Something stupid, parts 1 and 2

THE SONGS: The Big Rock Candy Mountain – "Something Stupid,"  Lola Marsh – "Something Stupid"

While this could be considered cheating because these are two different montages, I'm going to pull a slippin' Jimmy and get off on the technicality that both montages use the same song and essentially serve the same purpose. One is from the season 4 episode "Something Stupid" and the other from the season 5 episode "Bad Choice Road." Both are edited to show Jimmy and Kim's separate lives and the radically different things both are going through in each respective season. While the artists in the songs are different, they are both covers of the same song and illustrate how wildly different Kim and Jimmy are. It's especially evident in "Bad Choice Road," which sees Jimmy trekking through the desert, forced to drink his urine while Kim goes through her day in court proceedings and meetings, all while she is worried for Jimmy's safety.

The screen is literally split in half for both montages, even when the two are together in the season 4 montage that uses the song. The visual storytelling that "Better Call Saul" uses greatly helps viewers understand the separation between characters without a single line of dialogue. Using two separate montages from two seasons as a narrative device to tell a singular story about one relationship is extremely impressive, making for one of the best sets of montages in "Better Call Saul."

Gene's Cinnabon montage

THE SONG: Lalo Schifrin – "Jim on the Move"
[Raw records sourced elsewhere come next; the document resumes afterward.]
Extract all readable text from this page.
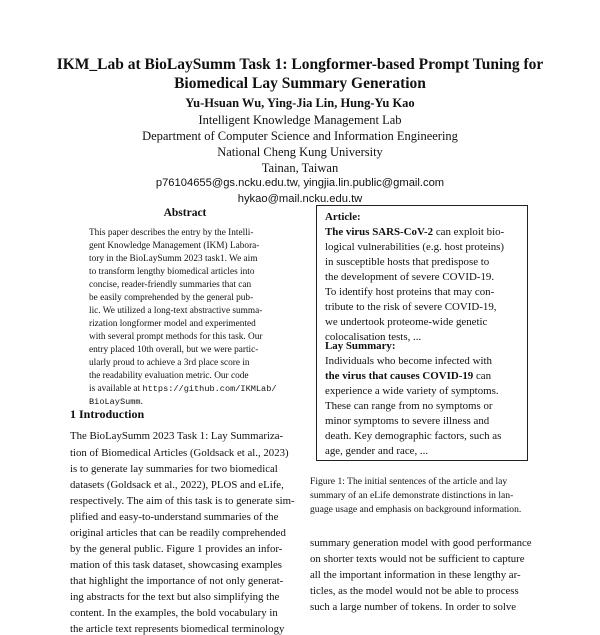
IKM_Lab at BioLaySumm Task 1: Longformer-based Prompt Tuning for
Biomedical Lay Summary Generation
Yu-Hsuan Wu, Ying-Jia Lin, Hung-Yu Kao
Intelligent Knowledge Management Lab
Department of Computer Science and Information Engineering
National Cheng Kung University
Tainan, Taiwan
p76104655@gs.ncku.edu.tw, yingjia.lin.public@gmail.com
hykao@mail.ncku.edu.tw
Abstract
This paper describes the entry by the Intelli-
gent Knowledge Management (IKM) Labora-
tory in the BioLaySumm 2023 task1. We aim
to transform lengthy biomedical articles into
concise, reader-friendly summaries that can
be easily comprehended by the general pub-
lic. We utilized a long-text abstractive summa-
rization longformer model and experimented
with several prompt methods for this task. Our
entry placed 10th overall, but we were partic-
ularly proud to achieve a 3rd place score in
the readability evaluation metric. Our code
is available at https://github.com/IKMLab/
BioLaySumm.
1 Introduction
The BioLaySumm 2023 Task 1: Lay Summariza-
tion of Biomedical Articles (Goldsack et al., 2023)
is to generate lay summaries for two biomedical
datasets (Goldsack et al., 2022), PLOS and eLife,
respectively. The aim of this task is to generate sim-
plified and easy-to-understand summaries of the
original articles that can be readily comprehended
by the general public. Figure 1 provides an infor-
mation of this task dataset, showcasing examples
that highlight the importance of not only generat-
ing abstracts for the text but also simplifying the
content. In the examples, the bold vocabulary in
the article text represents biomedical terminology
Article:
The virus SARS-CoV-2 can exploit bio-
logical vulnerabilities (e.g. host proteins)
in susceptible hosts that predispose to
the development of severe COVID-19.
To identify host proteins that may con-
tribute to the risk of severe COVID-19,
we undertook proteome-wide genetic
colocalisation tests, ...
Lay Summary:
Individuals who become infected with
the virus that causes COVID-19 can
experience a wide variety of symptoms.
These can range from no symptoms or
minor symptoms to severe illness and
death. Key demographic factors, such as
age, gender and race, ...
Figure 1: The initial sentences of the article and lay
summary of an eLife demonstrate distinctions in lan-
guage usage and emphasis on background information.
summary generation model with good performance
on shorter texts would not be sufficient to capture
all the important information in these lengthy ar-
ticles, as the model would not be able to process
such a large number of tokens. In order to solve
Jimmy McGill. Saul Goodman. Gene Takovic. A man of many names, Jimmy seems unable to help himself when running a good con. We've seen the character run a scam as both Jimmy McGill and Saul Goodman, but his time as Gene Takovic has scarcely seen any action. The black and white flash-forwards, which have been few and far between up until the show's final season, only featured Gene as a shell of his former self. It isn't until he's recognized and bullied into saying "Better call Saul" that Gene begins to show signs of his former self. In season 6, episode 10, "Nippy," Gene decides to pull off a scheme with the people who recognized him so he can blackmail them into secrecy. To do so, Gene gets friendly with mall security so he can distract them when the time comes for the robbery.

Enter: the Cinnabon montage.

Using his line of work as a manager of a Cinnabon, Gene begins to make the delectable treats for the security guards, befriending and timing how long it takes for the guard watching the camera to eat the cinnabon. The montage shows us Gene slipping back into his Saul Goodman ways. Set to a lovely tune from the original "Mission Impossible" TV soundtrack, the montage is edited differently than what's shown in the flash-forwards before this, indicating that Gene is turning back into Saul through the quick edits and style.

The Mesa Verde forgery

THE SONG: Little Barrie – "Why Don't You Do It"

The meticulous attention to detail comes into play with this montage, featured in season 2, episode 8, titled "Fifi." Hoping to help Kim, Jimmy goes to great lengths to forge documents to throw his brother Chuck into disarray when dealing with a large legal case. The montage shows viewers the hard work Jimmy would put himself through to deceive someone so he can benefit himself or someone he cares about. This montage is thorough, from the quick cuts showing the forged documents nearly identical to the authentic ones to the time-lapse of his activity in the printing store. Every important detail is delivered to the viewers, leaving no room for debate about whether or not someone would be able to pull this off in real life.

"Better Call Saul" uses its montages in various ways, both as an entertaining segue into the next big story point or even to tell a story itself. The art of the montage is something the team behind "Better Call Saul" has mastered, delivering a masterclass in character work, and storytelling. This show has no wasted space, and every incredibly edited, stylized, and entertaining montage has a purpose.